More school dollars and faster New Haven-New York trains were at the topic of the agenda Tuesday at the first face-to-face meeting between big-city mayors and Gov.-Elect Ned Lamont.
Lamont and Lt. Gov.-elect Susan Bysiewicz held the hour-long, closed-door meeting at their former New Haven campaign headquarters on the second floor of 85 Willow St. in New Haven with New Haven Mayor Toni Harp, Bridgeport Mayor Joe Ganim, Hartford Mayor Luke Bronin, Waterbury Mayor Neal O’Leary, and Stamford Mayor David Martin.
The meeting, which was closed to the press, represented the first in-person sit-down between the mayors of the state’s five largest cities and Lamont and Bysewicz, who defeated Republican candidates Bob Stefanowski and Joe Markley in last week’s general election.
The five mayors who attended Tuesday’s meeting represent around one-fifth of the state’s total population, and turned out 110,248 of the 676,655 total votes that Lamont and Bysiewicz received last Tuesday, according to the secretary of the state’s office.
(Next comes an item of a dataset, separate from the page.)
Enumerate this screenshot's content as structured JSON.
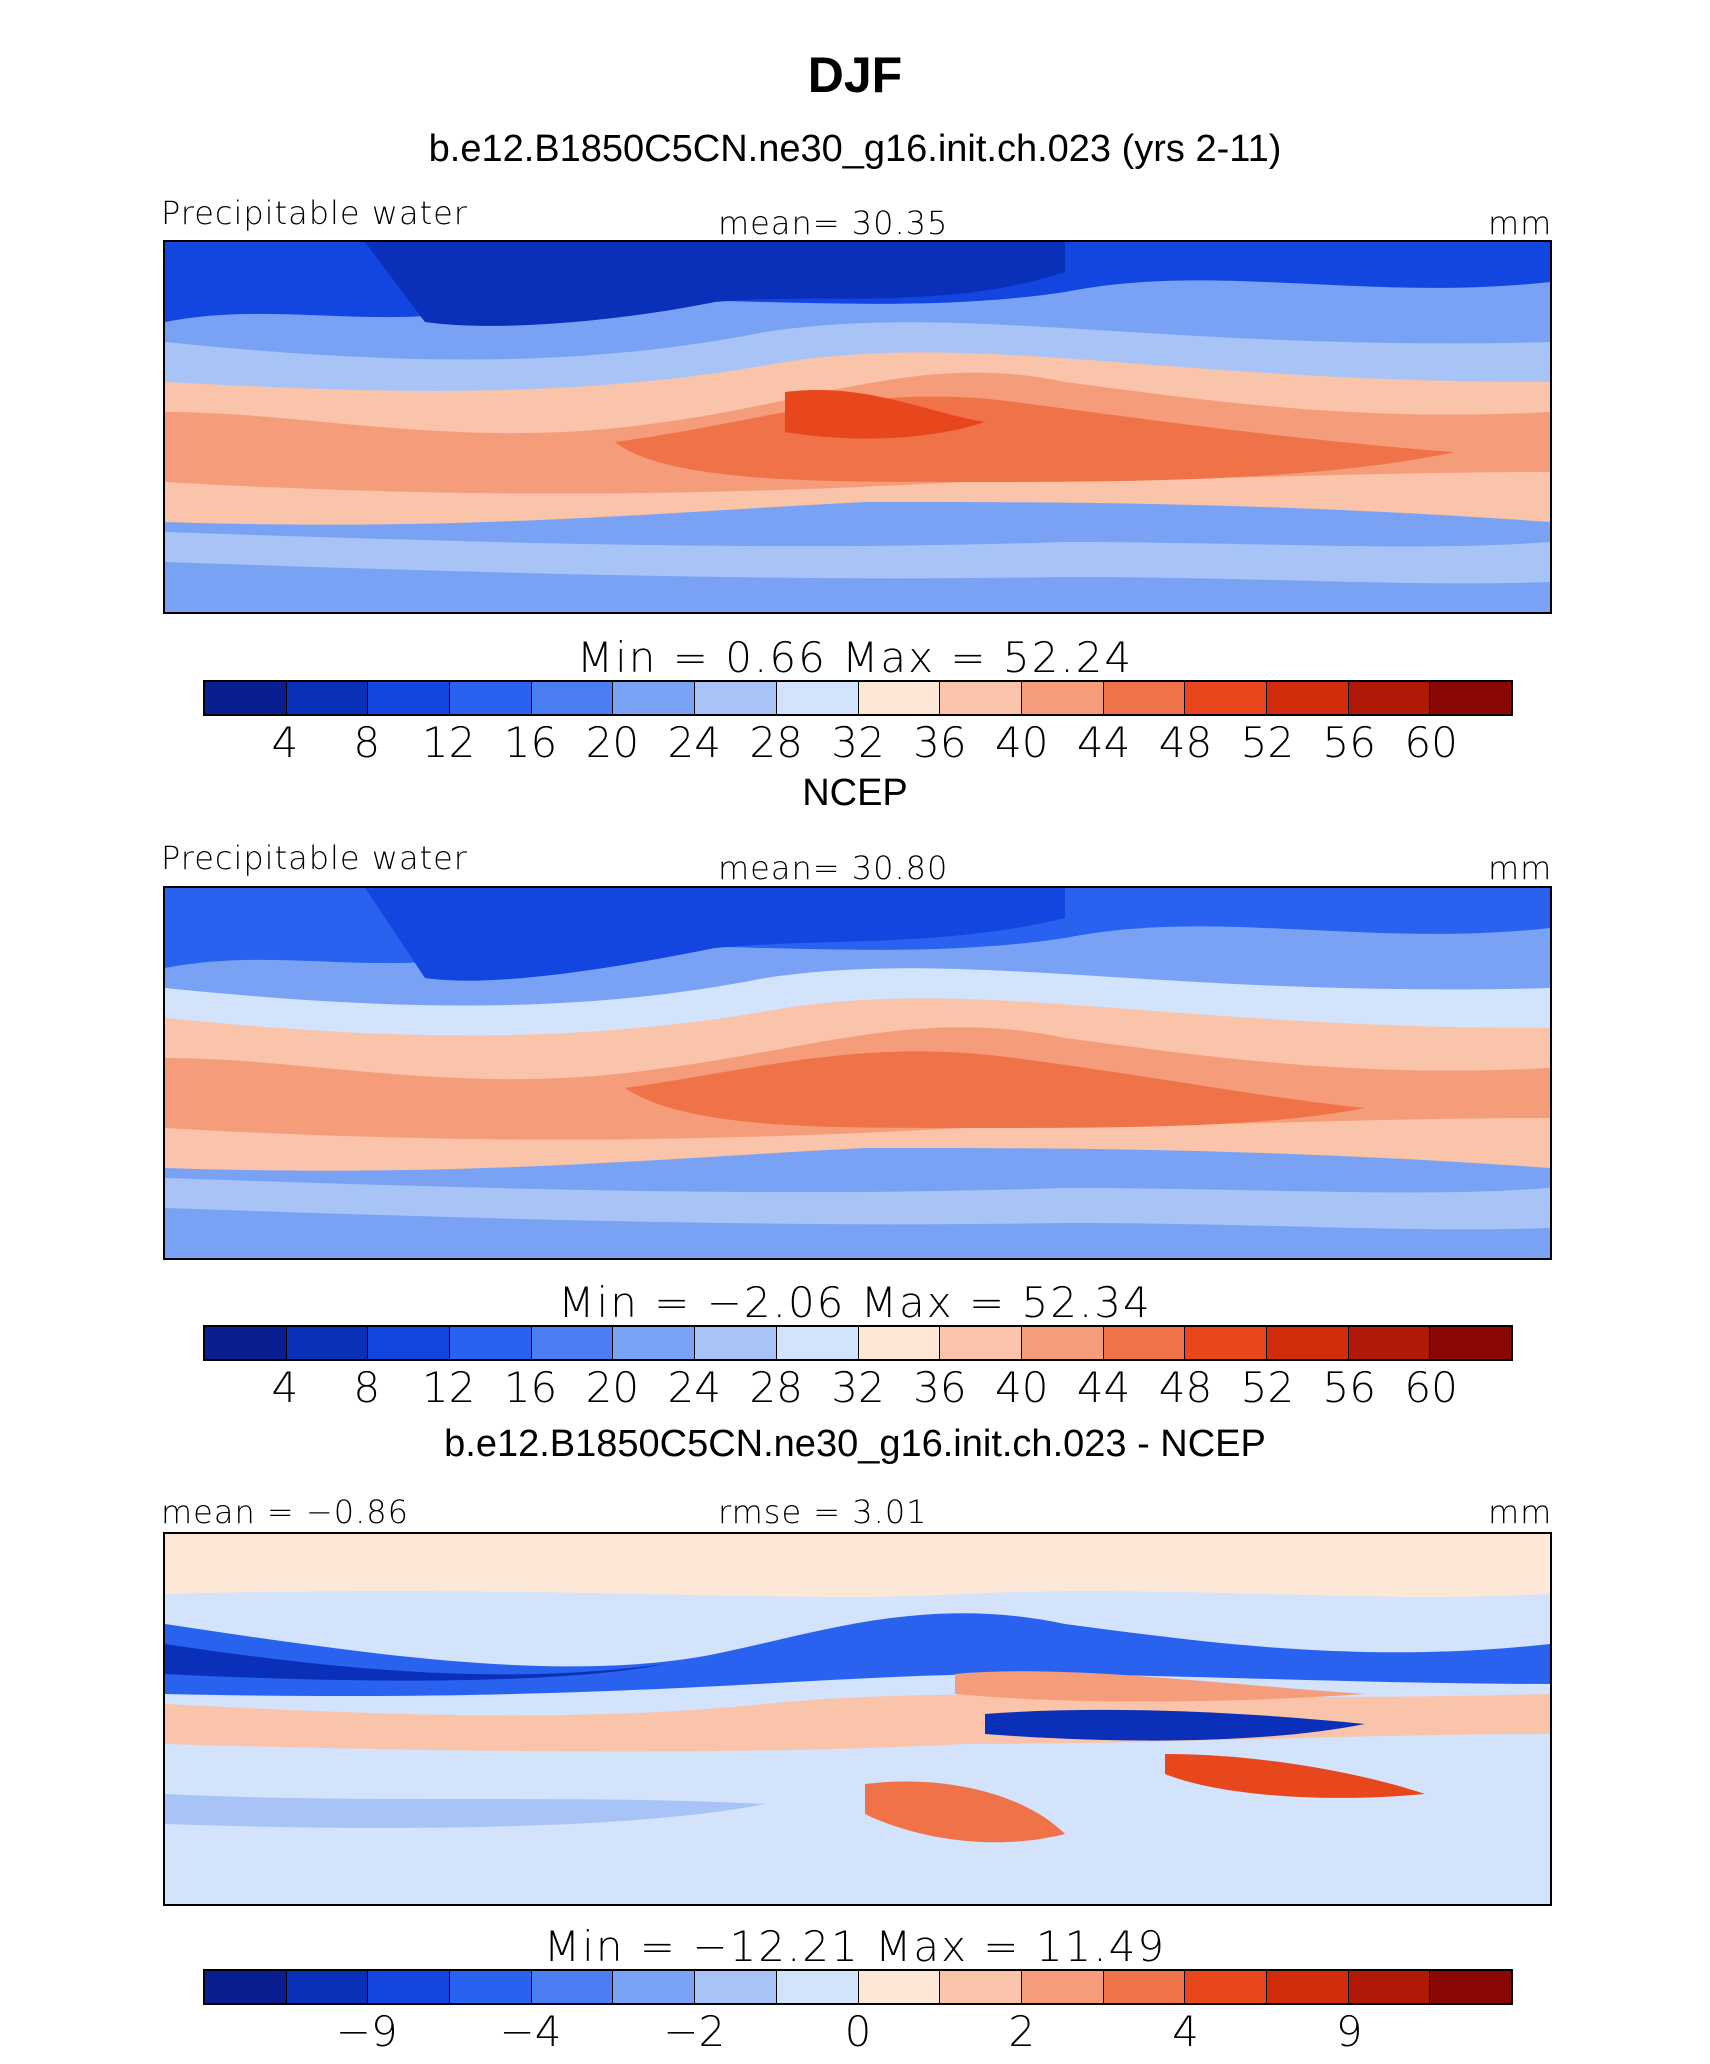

Throughout his campaign for governor, Lamont repeatedly stated that the future of the state runs through Connecticut’s cities.
“As governor, revitalizing Connecticut’s cities will be the centerpiece of my economic development agenda,” reads one of his campaign’s policy briefs on “Creating Jobs, Growing the Economy.”
After Tuesday’s meeting, the five mayors all praised Lamont and Bysiewicz for calling bringing the big city mayors to the table to talk about the issues most affecting Connecticut’s urban centers.
“All of us wanted to make sure that urban areas receive more funding,” Harp said about the meeting. She said that the Education Cost Sharing (ECS) formula, by which the state determines how much education funding to allocate to each municipality, was one of the central talking points of the meeting.
“Many of our towns have increased in the number of pupils, she said, “and yet our ECS formula has been the same.”
Last fiscal year, New Haven received $147.9 million in education funding from the state.
She said that Lamont and Bysiewicz didn’t necessarily propose any concrete solutions today about issues facing Connecticut’s cities.
“He was in a listening mode,” Harp said about Lamont. “He did indicate that he’s willing to help us.”
O’Leary and Martin reiterated that ECS and transportation were the topics that most occupied the five mayors and Lamont and Bysiewicz.
“ECS and how they work for the cities versus the more rural areas,” Martin said about what was discussed on Tuesday, “and, secondly, transporation, particularly for the Metro-North/I‑95 corridor.”
“Not a lot of specifics,” Martin said about the conversation, “not a lot of conclusions. More: here are some of the challenges, here are some of the opportunities, here are some of the ideas that might work, here are some of the ideas that might not work, let’s put them on the table.”
Hartford Mayor Luke Bronin called the meeting a “good general discussion,” particularly about the public transportation investments as a key economic driver for the cities and the state as a whole.
“I think that putting the city of New Haven within an hour of New York would be a game changer for the entire state,” he said.
And Ganim, the mayor of the state’s largest city and Lamont’s former challenger for the Democratic nomination for governor this summer, said that the conversation ranged from increased ECS funding to reduced property taxes.
“How we get there is going to be the challenge over the next few months,” Ganim said about some of the ideas discussed on Tuesday.
He said the governor-elect has taken the first step that big city mayors expected of him, which was calling them together and listening to their biggest concerns. He said he has faith that Lamont’s actual agenda once he is inaugurated as governor in January will reflect his commitment to prioritizing Connecticut’s cities.
“I was grateful for the opportunity to sit with Mayors Ganim, Harp, Martin, Bronin, and O’Leary for a productive conversation about issues facing our biggest cities, and our entire state,” Lamont said in a statement issued by his press person Lacey Rose after the meeting. “They will be important partners as we work to jumpstart our economy and create good-paying jobs here in Connecticut.”